BHP Billiton Ltd, the world's largest mining company, has abandoned its multi-billion-dollar hostile tilt for rival Rio Tinto Ltd due to the turmoil in global financial and commodity markets.
BHP Billiton said concern about taking on greater debt and the difficulty of divesting assets in the current market contributed to the decision to not proceed with a formal bid.
The company will book a $450 million cost incurred in progressing the takeover proposal for the past 18 months.
BHP Billiton chief executive Marius Kloppers said the decision to terminate the deal was made against the backdrop of the global financial crisis.
"It is the short-term outlook that is uncertain and it is just not the time to be taking on the level of debt that exists on the Rio Tinto balance sheet," Mr Kloppers told reporters on a conference call.
Rio Tinto has about $US40 billion ($A61.25 billion) of debt associated with its purchase of aluminium producer Alcan Inc, while BHP Billiton has $US6.3 billion ($A9.65 billion) in debt.
BHP Billiton was offering 3.4 of its own shares for every Rio Tinto share, with the proposal already clearing regulatory hurdles in South Africa - although with some conditions - and in Australia and the United States.

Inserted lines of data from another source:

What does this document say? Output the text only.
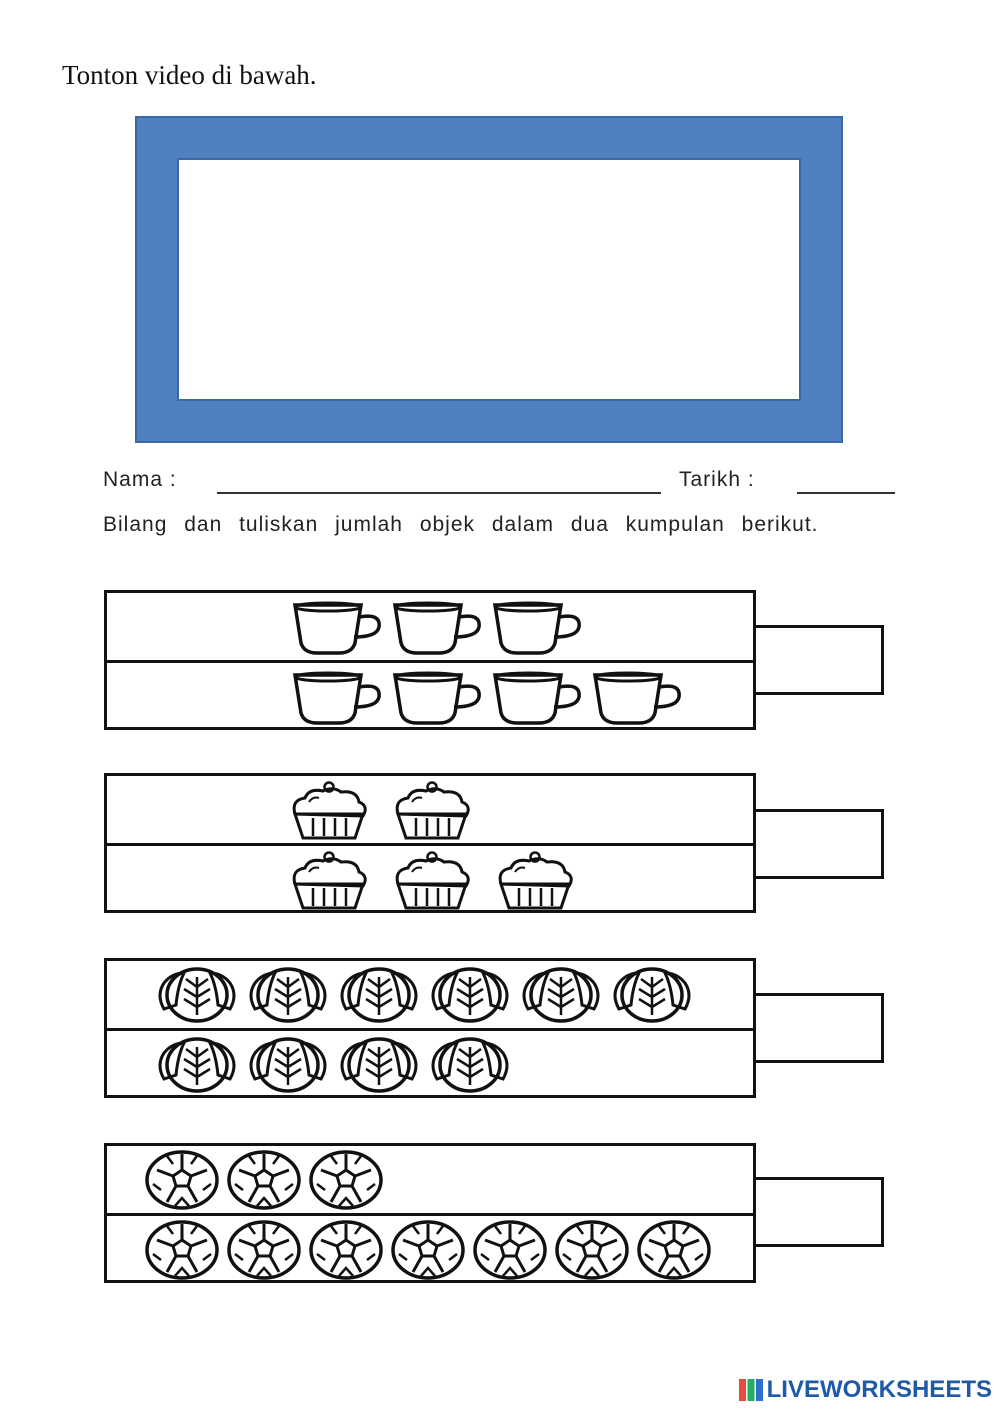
Tonton video di bawah.
Nama :	Tarikh :
Bilang dan tuliskan jumlah objek dalam dua kumpulan berikut.
LIVEWORKSHEETS
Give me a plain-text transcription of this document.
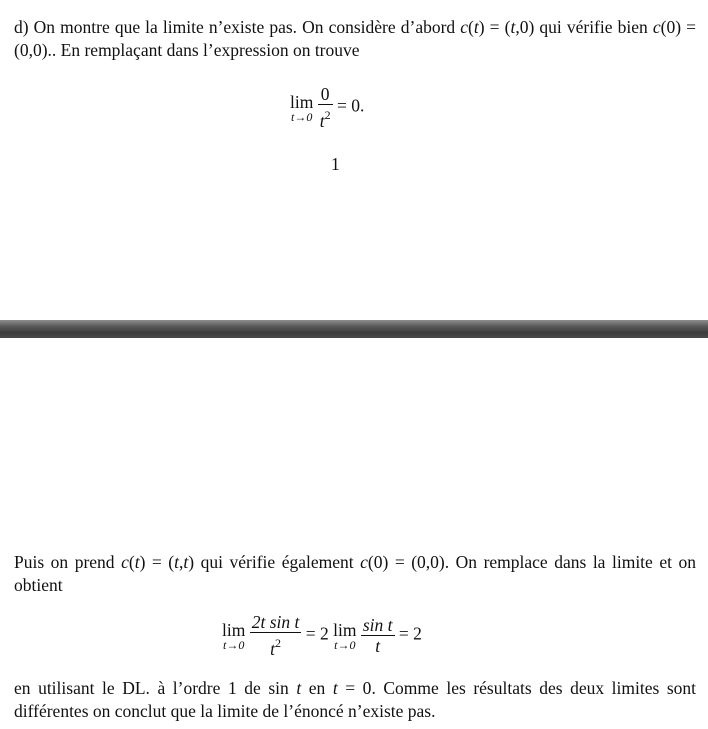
d) On montre que la limite n’existe pas. On considère d’abord c(t) = (t,0) qui vérifie bien c(0) = (0,0).. En remplaçant dans l’expression on trouve
lim
t→0
$\frac{0}{t^2} = 0$.
1
Puis on prend c(t) = (t,t) qui vérifie également c(0) = (0,0). On remplace dans la limite et on obtient
lim
t→0
$\frac{\text{2t sin t}}{t^2} = 2$ lim
t→0
$\frac{\text{sin t}}{t} = 2$
en utilisant le DL. à l’ordre 1 de sin t en t = 0. Comme les résultats des deux limites sont différentes on conclut que la limite de l’énoncé n’existe pas.
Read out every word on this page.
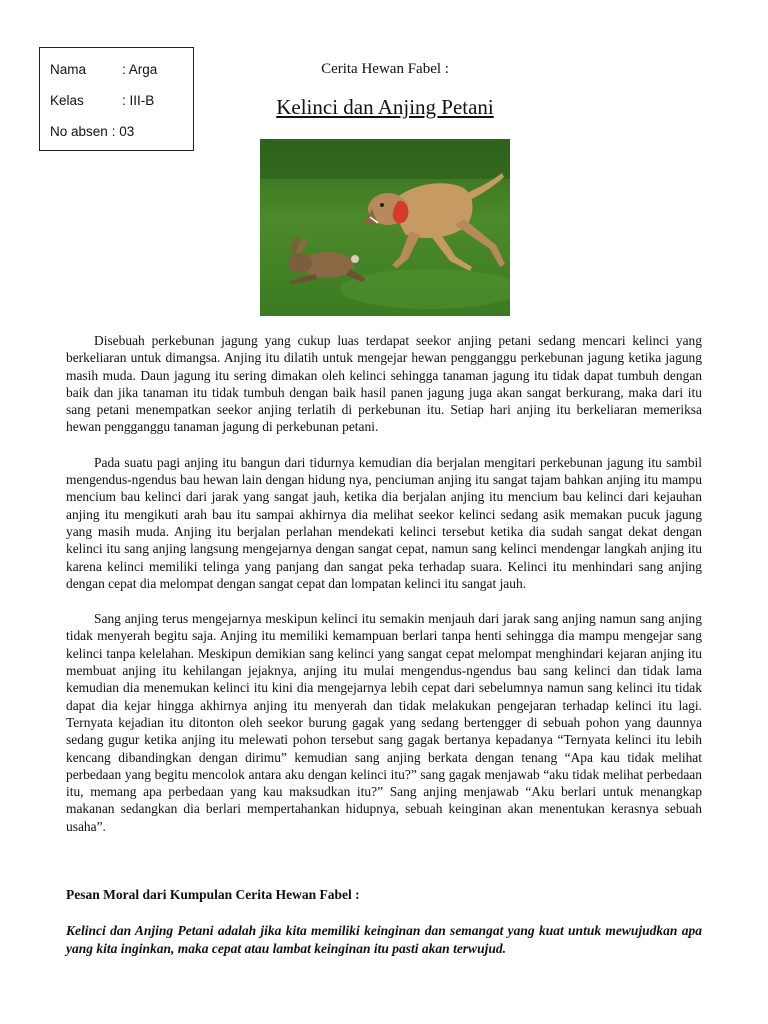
Nama	: Arga
Kelas	: III-B
No absen : 03
Cerita Hewan Fabel :
Kelinci dan Anjing Petani

Disebuah perkebunan jagung yang cukup luas terdapat seekor anjing petani sedang mencari kelinci yang berkeliaran untuk dimangsa. Anjing itu dilatih untuk mengejar hewan pengganggu perkebunan jagung ketika jagung masih muda. Daun jagung itu sering dimakan oleh kelinci sehingga tanaman jagung itu tidak dapat tumbuh dengan baik dan jika tanaman itu tidak tumbuh dengan baik hasil panen jagung juga akan sangat berkurang, maka dari itu sang petani menempatkan seekor anjing terlatih di perkebunan itu. Setiap hari anjing itu berkeliaran memeriksa hewan pengganggu tanaman jagung di perkebunan petani.

Pada suatu pagi anjing itu bangun dari tidurnya kemudian dia berjalan mengitari perkebunan jagung itu sambil mengendus-ngendus bau hewan lain dengan hidung nya, penciuman anjing itu sangat tajam bahkan anjing itu mampu mencium bau kelinci dari jarak yang sangat jauh, ketika dia berjalan anjing itu mencium bau kelinci dari kejauhan anjing itu mengikuti arah bau itu sampai akhirnya dia melihat seekor kelinci sedang asik memakan pucuk jagung yang masih muda. Anjing itu berjalan perlahan mendekati kelinci tersebut ketika dia sudah sangat dekat dengan kelinci itu sang anjing langsung mengejarnya dengan sangat cepat, namun sang kelinci mendengar langkah anjing itu karena kelinci memiliki telinga yang panjang dan sangat peka terhadap suara. Kelinci itu menhindari sang anjing dengan cepat dia melompat dengan sangat cepat dan lompatan kelinci itu sangat jauh.

Sang anjing terus mengejarnya meskipun kelinci itu semakin menjauh dari jarak sang anjing namun sang anjing tidak menyerah begitu saja. Anjing itu memiliki kemampuan berlari tanpa henti sehingga dia mampu mengejar sang kelinci tanpa kelelahan. Meskipun demikian sang kelinci yang sangat cepat melompat menghindari kejaran anjing itu membuat anjing itu kehilangan jejaknya, anjing itu mulai mengendus-ngendus bau sang kelinci dan tidak lama kemudian dia menemukan kelinci itu kini dia mengejarnya lebih cepat dari sebelumnya namun sang kelinci itu tidak dapat dia kejar hingga akhirnya anjing itu menyerah dan tidak melakukan pengejaran terhadap kelinci itu lagi. Ternyata kejadian itu ditonton oleh seekor burung gagak yang sedang bertengger di sebuah pohon yang daunnya sedang gugur ketika anjing itu melewati pohon tersebut sang gagak bertanya kepadanya “Ternyata kelinci itu lebih kencang dibandingkan dengan dirimu” kemudian sang anjing berkata dengan tenang “Apa kau tidak melihat perbedaan yang begitu mencolok antara aku dengan kelinci itu?” sang gagak menjawab “aku tidak melihat perbedaan itu, memang apa perbedaan yang kau maksudkan itu?” Sang anjing menjawab “Aku berlari untuk menangkap makanan sedangkan dia berlari mempertahankan hidupnya, sebuah keinginan akan menentukan kerasnya sebuah usaha”.

Pesan Moral dari Kumpulan Cerita Hewan Fabel :
Kelinci dan Anjing Petani adalah jika kita memiliki keinginan dan semangat yang kuat untuk mewujudkan apa yang kita inginkan, maka cepat atau lambat keinginan itu pasti akan terwujud.
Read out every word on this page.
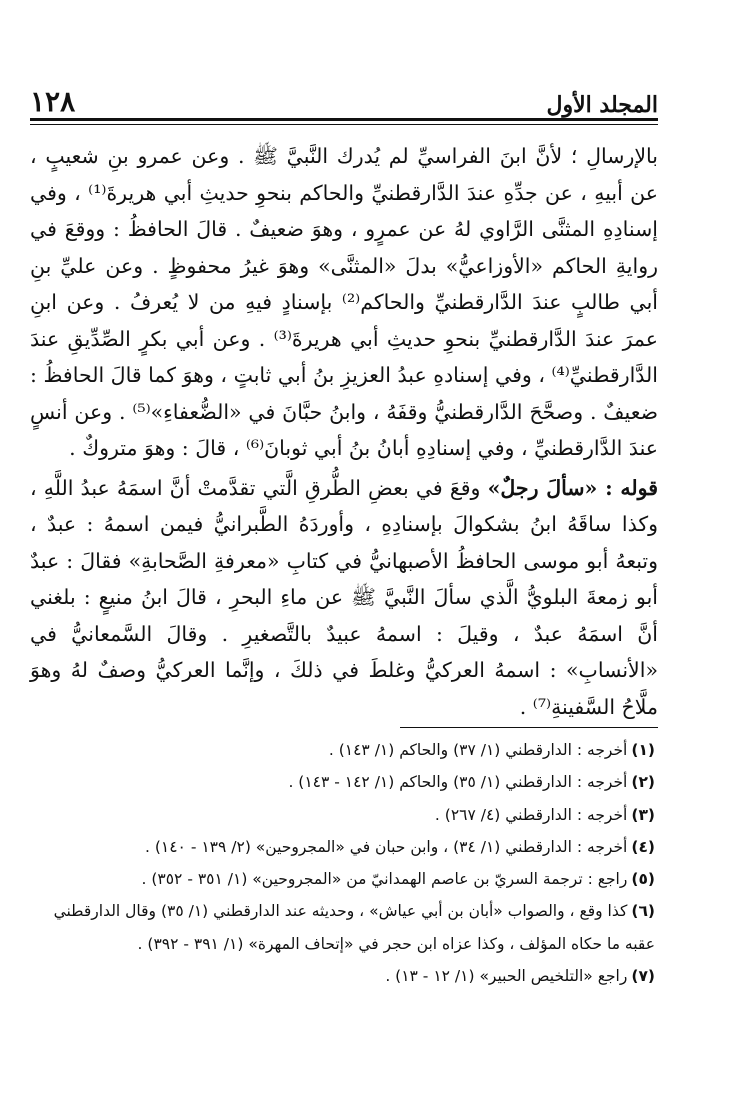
١٢٨	المجلد الأول

بالإرسالِ ؛ لأنَّ ابنَ الفراسيِّ لم يُدرك النَّبيَّ ﷺ . وعن عمرو بنِ شعيبٍ ، عن أبيهِ ، عن جدِّهِ عندَ الدَّارقطنيِّ والحاكم بنحوِ حديثِ أبي هريرةَ⁽¹⁾ ، وفي إسنادِهِ المثنَّى الرَّاوي لهُ عن عمرٍو ، وهوَ ضعيفٌ . قالَ الحافظُ : ووقعَ في روايةِ الحاكم «الأوزاعيُّ» بدلَ «المثنَّى» وهوَ غيرُ محفوظٍ . وعن عليِّ بنِ أبي طالبٍ عندَ الدَّارقطنيِّ والحاكم⁽²⁾ بإسنادٍ فيهِ من لا يُعرفُ . وعن ابنِ عمرَ عندَ الدَّارقطنيِّ بنحوِ حديثِ أبي هريرةَ⁽³⁾ . وعن أبي بكرٍ الصِّدِّيقِ عندَ الدَّارقطنيِّ⁽⁴⁾ ، وفي إسنادهِ عبدُ العزيزِ بنُ أبي ثابتٍ ، وهوَ كما قالَ الحافظُ : ضعيفٌ . وصحَّحَ الدَّارقطنيُّ وقفَهُ ، وابنُ حبَّانَ في «الضُّعفاءِ»⁽⁵⁾ . وعن أنسٍ عندَ الدَّارقطنيِّ ، وفي إسنادِهِ أبانُ بنُ أبي ثوبانَ⁽⁶⁾ ، قالَ : وهوَ متروكٌ .

قوله : «سألَ رجلٌ» وقعَ في بعضِ الطُّرقِ الَّتي تقدَّمتْ أنَّ اسمَهُ عبدُ اللَّهِ ، وكذا ساقَهُ ابنُ بشكوالَ بإسنادِهِ ، وأوردَهُ الطَّبرانيُّ فيمن اسمهُ : عبدٌ ، وتبعهُ أبو موسى الحافظُ الأصبهانيُّ في كتابِ «معرفةِ الصَّحابةِ» فقالَ : عبدٌ أبو زمعةَ البلويُّ الَّذي سألَ النَّبيَّ ﷺ عن ماءِ البحرِ ، قالَ ابنُ منيعٍ : بلغني أنَّ اسمَهُ عبدٌ ، وقيلَ : اسمهُ عبيدٌ بالتَّصغيرِ . وقالَ السَّمعانيُّ في «الأنسابِ» : اسمهُ العركيُّ وغلطَ في ذلكَ ، وإنَّما العركيُّ وصفٌ لهُ وهوَ ملَّاحُ السَّفينةِ⁽⁷⁾ .

(١)أخرجه : الدارقطني (١/ ٣٧) والحاكم (١/ ١٤٣) .
(٢)أخرجه : الدارقطني (١/ ٣٥) والحاكم (١/ ١٤٢ - ١٤٣) .
(٣)أخرجه : الدارقطني (٤/ ٢٦٧) .
(٤)أخرجه : الدارقطني (١/ ٣٤) ، وابن حبان في «المجروحين» (٢/ ١٣٩ - ١٤٠) .
(٥)راجع : ترجمة السريّ بن عاصم الهمدانيّ من «المجروحين» (١/ ٣٥١ - ٣٥٢) .
(٦)كذا وقع ، والصواب «أبان بن أبي عياش» ، وحديثه عند الدارقطني (١/ ٣٥) وقال الدارقطني عقبه ما حكاه المؤلف ، وكذا عزاه ابن حجر في «إتحاف المهرة» (١/ ٣٩١ - ٣٩٢) .
(٧)راجع «التلخيص الحبير» (١/ ١٢ - ١٣) .
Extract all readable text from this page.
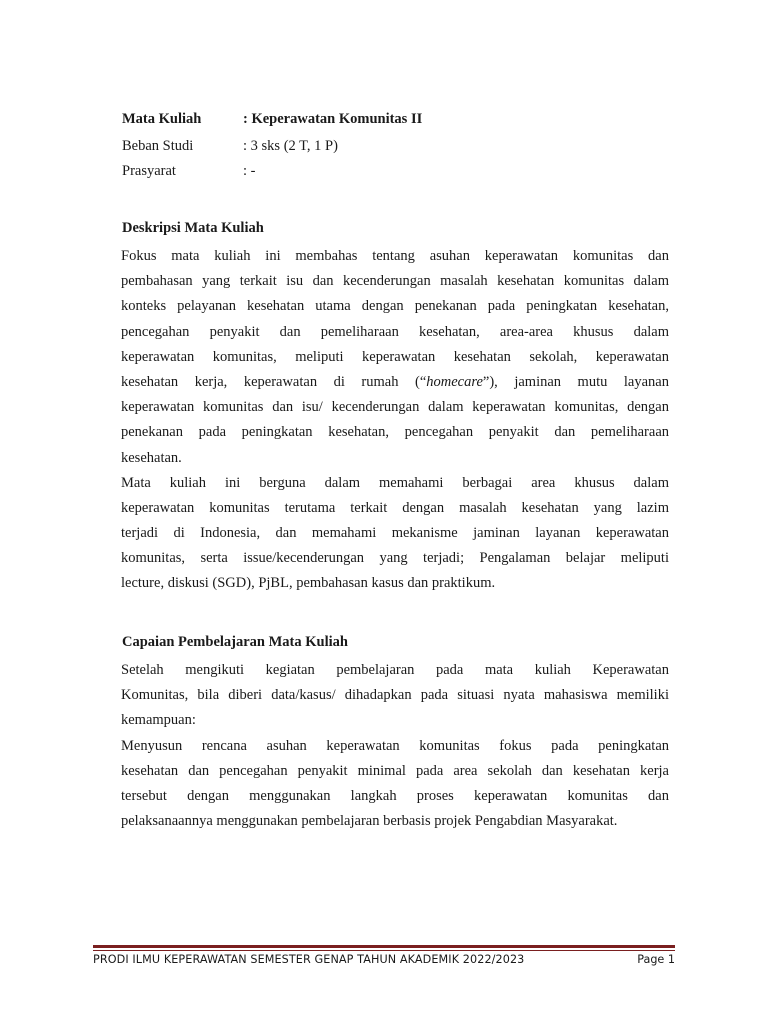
Mata Kuliah	: Keperawatan Komunitas II
Beban Studi	: 3 sks (2 T, 1 P)
Prasyarat	: -
Deskripsi Mata Kuliah
Fokus mata kuliah ini membahas tentang asuhan keperawatan komunitas dan
pembahasan yang terkait isu dan kecenderungan masalah kesehatan komunitas dalam
konteks pelayanan kesehatan utama dengan penekanan pada peningkatan kesehatan,
pencegahan penyakit dan pemeliharaan kesehatan, area-area khusus dalam
keperawatan komunitas, meliputi keperawatan kesehatan sekolah, keperawatan
kesehatan kerja, keperawatan di rumah (“homecare”), jaminan mutu layanan
keperawatan komunitas dan isu/ kecenderungan dalam keperawatan komunitas, dengan
penekanan pada peningkatan kesehatan, pencegahan penyakit dan pemeliharaan
kesehatan.
Mata kuliah ini berguna dalam memahami berbagai area khusus dalam
keperawatan komunitas terutama terkait dengan masalah kesehatan yang lazim
terjadi di Indonesia, dan memahami mekanisme jaminan layanan keperawatan
komunitas, serta issue/kecenderungan yang terjadi; Pengalaman belajar meliputi
lecture, diskusi (SGD), PjBL, pembahasan kasus dan praktikum.
Capaian Pembelajaran Mata Kuliah
Setelah mengikuti kegiatan pembelajaran pada mata kuliah Keperawatan
Komunitas, bila diberi data/kasus/ dihadapkan pada situasi nyata mahasiswa memiliki
kemampuan:
Menyusun rencana asuhan keperawatan komunitas fokus pada peningkatan
kesehatan dan pencegahan penyakit minimal pada area sekolah dan kesehatan kerja
tersebut dengan menggunakan langkah proses keperawatan komunitas dan
pelaksanaannya menggunakan pembelajaran berbasis projek Pengabdian Masyarakat.
PRODI ILMU KEPERAWATAN SEMESTER GENAP TAHUN AKADEMIK 2022/2023	Page 1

The European Commission, the European Union's antitrust regulator, was expected to rule on the takeover proposal early in 2009, requiring sale of iron ore and metallurgical assets to satisfy the proposed deal.
BHP Billiton expressed concerns over securing "fair divestment values" for the iron ore and metallurgical coal assets, and the non-core assets already flagged for sale by Rio Tinto in the current environment.
"Combine all of those things with a decreased cashflow, certainly in the near term on the back off prices, and you very quickly get to an equation where this is difficult," Mr Kloppers said.
Rio Tinto plc and Rio Tinto Limited released a statement late on Tuesday (AEDT) acknowledging BHP's decision.
"Rio Tinto will continue with its strategy of operating and developing large scale, long life, low cost assets to generate significant value for shareholders," the statement said.
"Rio Tinto has an exceptional portfolio of cash-generative assets and significant stand alone growth opportunities."
BHP Billiton chairman Don Argus said he had called and left a message on the phone of his counterpart - Rio Tinto chairman Paul Skinner - about the company's intention to drop the bid.
Analysts have applauded the decision, given the uncertainty in financial and commodity markets and agreed that BHP Billiton's termination did not rule out the company revisiting the takeover when conditions improved in financial markets.
"I think it is great for BHP. I think it shows a sign of maturity that they're willing to cut their losses and get out of there before it costs too much," DJ Carmichael analyst James Wilson told AAP.
"With uncertain times in global stock markets, it is probably a wise thing to do."
Fat Prophets analyst Gavin Wendt also told AAP it was a wise move for BHP Billiton to drop the bid.
"It was always going to be a high-risk bid with lots of potential stumbling blocks and the biggest one, aside from having to get European Commission approval, is that we're currently in one of the most uncertain financial times that has been witnessed in 80 years or more."
Both analysts agreed that BHP Billiton's withdrawal from the bid did not rule out the company revisiting the takeover when conditions improved in financial markets.
BHP Billiton shares closed up $2.84 at $26.22 and Rio Tinto shares closed $4.10 stronger at $63.90.
However, Mr Kloppers wouldn't be drawn on if the company would revisit the Rio Tinto bid if economic conditions improved.
Separately, BHP Billiton said it would report a $US2.1 billion ($A3.22 billion) impairment charge on its nickel assets at Ravensthorpe in Western Australia and Yabulu in Queensland as a result of a "significant deterioration" in the nickel market.
The company has also approved a $US4.8 billion ($A7.35 billion) investment to expand its Pilbara iron ore operations in Western Australia by 50 million tonnes to 205 million tonnes a year.